In a Postgres database, I am querying distinct values of MY_DATE
in a large table with 300 million rows. There are about 400 of them and the column MY_DATE
is indexed.
Select distinct MY_DATE from MY_TABLE;
The query runs for 22 min.
The same query on my Oracle DB with the exact same data-set and the same index definition runs 11 seconds.
The query plan shows that the query is using the index:
EXPLAIN Select distinct MY_DATE from MY_TABLE LIMIT 200;
gives:
QUERY PLAN
Limit (cost=0.57..7171644.14 rows=200 width=8)
-> Unique (cost=0.57..15419034.24 rows=430 width=8)
-> Index Only Scan using idx_obsdate on my_table (cost=0.57..14672064.14 rows=298788038 width=8)
When I limit the results, the query can become much faster. Ee.g.

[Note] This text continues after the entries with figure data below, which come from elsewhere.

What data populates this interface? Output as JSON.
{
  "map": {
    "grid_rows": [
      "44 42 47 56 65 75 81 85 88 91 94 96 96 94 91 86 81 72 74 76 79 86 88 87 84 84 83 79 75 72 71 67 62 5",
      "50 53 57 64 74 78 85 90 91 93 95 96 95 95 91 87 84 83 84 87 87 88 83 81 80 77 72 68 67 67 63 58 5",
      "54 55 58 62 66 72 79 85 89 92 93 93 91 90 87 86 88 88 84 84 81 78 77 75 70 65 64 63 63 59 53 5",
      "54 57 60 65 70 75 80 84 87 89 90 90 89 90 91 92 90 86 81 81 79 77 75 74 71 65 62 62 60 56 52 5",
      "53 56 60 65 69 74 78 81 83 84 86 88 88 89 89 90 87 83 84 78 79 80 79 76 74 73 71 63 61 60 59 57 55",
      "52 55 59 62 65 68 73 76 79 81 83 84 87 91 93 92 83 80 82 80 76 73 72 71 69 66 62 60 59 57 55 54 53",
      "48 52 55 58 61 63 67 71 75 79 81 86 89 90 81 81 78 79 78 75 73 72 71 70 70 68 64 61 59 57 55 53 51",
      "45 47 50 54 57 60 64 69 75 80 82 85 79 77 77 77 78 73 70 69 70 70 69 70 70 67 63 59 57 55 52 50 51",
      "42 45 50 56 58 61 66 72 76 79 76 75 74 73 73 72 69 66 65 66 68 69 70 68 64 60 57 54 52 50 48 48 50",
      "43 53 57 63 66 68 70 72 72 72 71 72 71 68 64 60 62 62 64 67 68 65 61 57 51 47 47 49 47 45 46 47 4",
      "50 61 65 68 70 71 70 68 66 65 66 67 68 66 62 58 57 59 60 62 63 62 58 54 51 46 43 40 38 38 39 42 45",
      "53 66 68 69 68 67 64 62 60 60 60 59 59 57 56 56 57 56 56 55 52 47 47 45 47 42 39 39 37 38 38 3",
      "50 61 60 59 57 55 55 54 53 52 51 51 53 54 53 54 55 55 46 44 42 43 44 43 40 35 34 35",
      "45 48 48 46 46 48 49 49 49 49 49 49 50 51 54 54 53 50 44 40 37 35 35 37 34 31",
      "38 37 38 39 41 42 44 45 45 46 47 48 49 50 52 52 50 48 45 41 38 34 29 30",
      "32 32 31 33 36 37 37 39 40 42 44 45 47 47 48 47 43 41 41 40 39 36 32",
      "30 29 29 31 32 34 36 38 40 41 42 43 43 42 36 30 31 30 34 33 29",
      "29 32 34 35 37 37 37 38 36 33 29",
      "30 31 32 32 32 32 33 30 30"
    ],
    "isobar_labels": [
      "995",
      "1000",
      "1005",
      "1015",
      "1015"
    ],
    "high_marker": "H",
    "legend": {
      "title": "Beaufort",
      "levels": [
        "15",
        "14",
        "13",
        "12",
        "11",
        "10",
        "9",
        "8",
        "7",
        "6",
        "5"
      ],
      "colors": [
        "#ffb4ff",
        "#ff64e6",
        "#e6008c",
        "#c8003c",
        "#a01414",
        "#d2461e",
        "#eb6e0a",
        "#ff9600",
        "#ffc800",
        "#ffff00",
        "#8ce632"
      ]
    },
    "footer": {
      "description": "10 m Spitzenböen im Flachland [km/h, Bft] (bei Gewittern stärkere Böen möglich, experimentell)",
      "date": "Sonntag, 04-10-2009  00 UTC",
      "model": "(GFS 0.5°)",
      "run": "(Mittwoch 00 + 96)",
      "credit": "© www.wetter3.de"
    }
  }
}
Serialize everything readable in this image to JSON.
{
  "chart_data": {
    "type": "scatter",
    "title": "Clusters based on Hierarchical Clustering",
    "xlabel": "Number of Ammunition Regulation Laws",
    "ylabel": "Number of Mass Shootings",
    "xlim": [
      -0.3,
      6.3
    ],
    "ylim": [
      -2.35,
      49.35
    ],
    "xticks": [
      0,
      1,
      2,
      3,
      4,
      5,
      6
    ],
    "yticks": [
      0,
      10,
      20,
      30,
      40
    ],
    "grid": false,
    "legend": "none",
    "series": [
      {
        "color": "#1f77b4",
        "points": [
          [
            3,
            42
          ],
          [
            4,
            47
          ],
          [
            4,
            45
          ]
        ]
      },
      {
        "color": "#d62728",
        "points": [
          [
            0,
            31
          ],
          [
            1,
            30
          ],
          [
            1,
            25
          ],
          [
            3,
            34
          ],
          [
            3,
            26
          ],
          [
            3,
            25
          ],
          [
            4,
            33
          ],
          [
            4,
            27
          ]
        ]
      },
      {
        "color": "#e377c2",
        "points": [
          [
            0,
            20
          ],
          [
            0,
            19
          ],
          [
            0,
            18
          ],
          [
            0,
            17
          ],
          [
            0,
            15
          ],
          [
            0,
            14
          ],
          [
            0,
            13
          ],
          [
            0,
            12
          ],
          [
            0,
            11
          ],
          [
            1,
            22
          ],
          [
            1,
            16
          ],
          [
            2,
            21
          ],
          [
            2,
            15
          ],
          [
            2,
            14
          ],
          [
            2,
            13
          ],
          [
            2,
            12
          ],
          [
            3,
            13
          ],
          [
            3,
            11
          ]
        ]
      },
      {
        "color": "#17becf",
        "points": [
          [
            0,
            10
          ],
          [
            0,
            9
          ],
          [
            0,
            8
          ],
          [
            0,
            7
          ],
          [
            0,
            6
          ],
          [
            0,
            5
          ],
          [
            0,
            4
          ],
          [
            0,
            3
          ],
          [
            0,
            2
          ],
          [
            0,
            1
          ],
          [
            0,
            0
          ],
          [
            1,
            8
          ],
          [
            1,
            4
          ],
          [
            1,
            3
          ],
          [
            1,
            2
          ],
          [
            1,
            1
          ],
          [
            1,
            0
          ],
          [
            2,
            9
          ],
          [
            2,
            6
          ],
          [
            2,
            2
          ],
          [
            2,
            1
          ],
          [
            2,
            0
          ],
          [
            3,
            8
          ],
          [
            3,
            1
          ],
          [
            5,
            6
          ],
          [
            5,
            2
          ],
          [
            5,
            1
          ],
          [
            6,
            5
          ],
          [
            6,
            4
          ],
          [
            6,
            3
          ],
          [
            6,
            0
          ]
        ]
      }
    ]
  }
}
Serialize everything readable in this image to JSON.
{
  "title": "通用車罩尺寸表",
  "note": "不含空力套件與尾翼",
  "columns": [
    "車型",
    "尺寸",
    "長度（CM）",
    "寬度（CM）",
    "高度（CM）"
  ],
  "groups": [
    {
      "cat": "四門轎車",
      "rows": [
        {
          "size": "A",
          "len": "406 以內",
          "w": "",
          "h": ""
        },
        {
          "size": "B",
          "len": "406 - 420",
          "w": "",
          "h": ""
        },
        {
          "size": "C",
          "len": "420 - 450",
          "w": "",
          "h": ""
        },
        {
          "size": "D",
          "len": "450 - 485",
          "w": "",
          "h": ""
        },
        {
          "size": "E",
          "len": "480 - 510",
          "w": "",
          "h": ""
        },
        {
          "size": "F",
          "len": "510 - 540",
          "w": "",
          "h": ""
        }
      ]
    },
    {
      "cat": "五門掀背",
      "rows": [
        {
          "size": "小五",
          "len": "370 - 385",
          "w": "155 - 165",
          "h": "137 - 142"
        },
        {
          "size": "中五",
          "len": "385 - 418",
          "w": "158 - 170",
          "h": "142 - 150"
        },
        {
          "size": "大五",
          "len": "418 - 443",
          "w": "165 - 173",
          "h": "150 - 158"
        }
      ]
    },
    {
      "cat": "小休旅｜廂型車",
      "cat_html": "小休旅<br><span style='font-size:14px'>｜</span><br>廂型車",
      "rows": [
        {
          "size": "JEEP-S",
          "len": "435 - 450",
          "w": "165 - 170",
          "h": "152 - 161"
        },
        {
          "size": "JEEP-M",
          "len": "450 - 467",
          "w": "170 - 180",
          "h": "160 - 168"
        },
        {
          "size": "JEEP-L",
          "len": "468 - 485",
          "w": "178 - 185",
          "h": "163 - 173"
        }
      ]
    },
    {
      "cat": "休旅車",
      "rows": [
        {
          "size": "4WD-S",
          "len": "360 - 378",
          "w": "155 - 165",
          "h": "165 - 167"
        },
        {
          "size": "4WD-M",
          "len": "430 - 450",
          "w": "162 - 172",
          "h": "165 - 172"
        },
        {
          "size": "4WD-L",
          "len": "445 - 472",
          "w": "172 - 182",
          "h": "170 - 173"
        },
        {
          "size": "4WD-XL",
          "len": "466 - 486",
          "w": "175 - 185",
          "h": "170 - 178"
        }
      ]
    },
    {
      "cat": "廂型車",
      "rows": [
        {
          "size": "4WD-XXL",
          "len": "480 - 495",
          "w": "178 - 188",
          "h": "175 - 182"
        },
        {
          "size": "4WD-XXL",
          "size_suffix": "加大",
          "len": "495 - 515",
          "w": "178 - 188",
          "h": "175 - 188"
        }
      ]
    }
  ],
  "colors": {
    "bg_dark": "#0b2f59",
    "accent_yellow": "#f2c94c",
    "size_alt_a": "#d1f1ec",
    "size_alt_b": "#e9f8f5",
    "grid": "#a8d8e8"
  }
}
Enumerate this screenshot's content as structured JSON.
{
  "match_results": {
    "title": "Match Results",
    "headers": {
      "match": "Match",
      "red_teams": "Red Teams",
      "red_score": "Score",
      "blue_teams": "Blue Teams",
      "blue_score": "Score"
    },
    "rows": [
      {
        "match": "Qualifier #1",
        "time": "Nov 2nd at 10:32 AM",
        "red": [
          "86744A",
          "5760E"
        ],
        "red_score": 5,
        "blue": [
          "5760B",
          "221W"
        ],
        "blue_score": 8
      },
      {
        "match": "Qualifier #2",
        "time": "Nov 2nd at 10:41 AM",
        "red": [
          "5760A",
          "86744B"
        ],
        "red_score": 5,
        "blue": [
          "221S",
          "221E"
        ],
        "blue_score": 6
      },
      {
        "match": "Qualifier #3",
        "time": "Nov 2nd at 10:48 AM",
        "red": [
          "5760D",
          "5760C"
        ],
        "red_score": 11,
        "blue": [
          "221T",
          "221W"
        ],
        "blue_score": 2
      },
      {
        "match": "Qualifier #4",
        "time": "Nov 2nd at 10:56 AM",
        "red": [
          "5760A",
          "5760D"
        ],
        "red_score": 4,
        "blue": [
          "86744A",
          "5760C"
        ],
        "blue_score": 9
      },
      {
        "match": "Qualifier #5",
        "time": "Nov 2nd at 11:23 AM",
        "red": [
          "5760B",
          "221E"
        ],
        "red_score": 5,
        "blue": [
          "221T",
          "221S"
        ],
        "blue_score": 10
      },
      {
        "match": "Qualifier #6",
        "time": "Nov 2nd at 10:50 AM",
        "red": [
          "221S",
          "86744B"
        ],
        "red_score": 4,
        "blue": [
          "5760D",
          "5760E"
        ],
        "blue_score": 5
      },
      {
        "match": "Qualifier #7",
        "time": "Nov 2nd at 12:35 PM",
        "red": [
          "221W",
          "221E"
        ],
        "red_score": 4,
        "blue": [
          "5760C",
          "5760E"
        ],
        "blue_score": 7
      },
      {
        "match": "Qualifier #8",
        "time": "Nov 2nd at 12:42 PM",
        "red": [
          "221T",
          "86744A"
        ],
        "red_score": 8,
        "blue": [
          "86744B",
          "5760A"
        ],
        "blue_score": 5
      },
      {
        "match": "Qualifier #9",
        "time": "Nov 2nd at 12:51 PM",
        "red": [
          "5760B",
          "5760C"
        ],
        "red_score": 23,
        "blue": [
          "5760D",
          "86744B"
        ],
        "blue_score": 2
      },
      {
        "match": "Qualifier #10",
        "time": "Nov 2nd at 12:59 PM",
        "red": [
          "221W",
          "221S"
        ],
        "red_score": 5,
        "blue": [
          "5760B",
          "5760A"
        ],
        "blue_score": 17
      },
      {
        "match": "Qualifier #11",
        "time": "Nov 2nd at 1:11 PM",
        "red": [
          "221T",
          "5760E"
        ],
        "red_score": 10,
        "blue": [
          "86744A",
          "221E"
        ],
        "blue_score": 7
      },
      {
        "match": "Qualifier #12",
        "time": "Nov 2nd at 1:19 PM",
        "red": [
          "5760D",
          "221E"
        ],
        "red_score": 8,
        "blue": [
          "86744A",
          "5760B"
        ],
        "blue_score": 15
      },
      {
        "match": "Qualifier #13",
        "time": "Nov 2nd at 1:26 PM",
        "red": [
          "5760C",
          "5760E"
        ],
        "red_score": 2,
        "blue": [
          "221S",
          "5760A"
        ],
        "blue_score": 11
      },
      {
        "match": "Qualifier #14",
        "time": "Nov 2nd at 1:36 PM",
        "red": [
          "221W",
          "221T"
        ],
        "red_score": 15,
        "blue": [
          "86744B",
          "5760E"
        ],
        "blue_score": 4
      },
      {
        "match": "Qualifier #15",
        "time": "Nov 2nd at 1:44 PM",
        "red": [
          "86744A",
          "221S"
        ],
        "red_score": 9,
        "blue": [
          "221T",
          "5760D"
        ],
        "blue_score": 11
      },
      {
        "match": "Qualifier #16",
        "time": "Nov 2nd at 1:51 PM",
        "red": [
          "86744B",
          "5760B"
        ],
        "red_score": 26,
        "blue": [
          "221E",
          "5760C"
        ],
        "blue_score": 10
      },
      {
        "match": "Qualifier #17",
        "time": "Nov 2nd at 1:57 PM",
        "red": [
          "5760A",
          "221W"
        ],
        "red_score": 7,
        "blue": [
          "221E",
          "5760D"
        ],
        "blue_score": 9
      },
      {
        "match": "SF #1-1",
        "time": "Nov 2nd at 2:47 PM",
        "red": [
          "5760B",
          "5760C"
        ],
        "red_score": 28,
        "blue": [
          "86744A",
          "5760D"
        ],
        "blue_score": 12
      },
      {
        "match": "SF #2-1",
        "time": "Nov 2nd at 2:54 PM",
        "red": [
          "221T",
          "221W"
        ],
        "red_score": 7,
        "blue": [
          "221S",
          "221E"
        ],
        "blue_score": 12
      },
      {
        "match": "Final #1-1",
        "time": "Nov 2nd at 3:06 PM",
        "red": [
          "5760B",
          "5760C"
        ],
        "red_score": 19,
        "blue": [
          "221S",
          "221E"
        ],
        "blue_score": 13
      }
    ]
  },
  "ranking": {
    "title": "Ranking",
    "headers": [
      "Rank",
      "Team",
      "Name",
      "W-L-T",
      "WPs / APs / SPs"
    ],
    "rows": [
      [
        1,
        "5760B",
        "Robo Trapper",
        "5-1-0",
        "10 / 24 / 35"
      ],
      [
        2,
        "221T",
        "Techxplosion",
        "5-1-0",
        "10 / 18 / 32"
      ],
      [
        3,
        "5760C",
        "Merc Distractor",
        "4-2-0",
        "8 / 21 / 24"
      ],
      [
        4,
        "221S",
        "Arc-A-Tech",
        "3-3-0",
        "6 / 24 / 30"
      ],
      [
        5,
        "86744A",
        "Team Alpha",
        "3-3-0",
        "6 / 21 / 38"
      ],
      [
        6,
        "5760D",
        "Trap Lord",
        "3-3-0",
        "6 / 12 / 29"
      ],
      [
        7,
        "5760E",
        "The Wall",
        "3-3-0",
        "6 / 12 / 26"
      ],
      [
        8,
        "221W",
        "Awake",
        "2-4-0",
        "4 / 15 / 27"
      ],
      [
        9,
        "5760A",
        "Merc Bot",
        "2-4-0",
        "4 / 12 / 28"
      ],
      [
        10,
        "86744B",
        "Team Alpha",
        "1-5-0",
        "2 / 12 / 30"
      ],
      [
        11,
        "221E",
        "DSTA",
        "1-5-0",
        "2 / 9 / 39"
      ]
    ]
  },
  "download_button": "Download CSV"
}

Select distinct MY_DATE from MY_TABLE LIMIT 5;
runs in sub-seconds.
but:
Select distinct MY_DATE from MY_TABLE LIMIT 50;
already takes minutes. Time seems to increase exponentially with the LIMIT
clause.
I expect the Postgres query to run in seconds, as my OracleDB does. 20 minutes for an index scan - even for a large table - seems way off the mark.
Any suggestions what causes the issue and what I can do?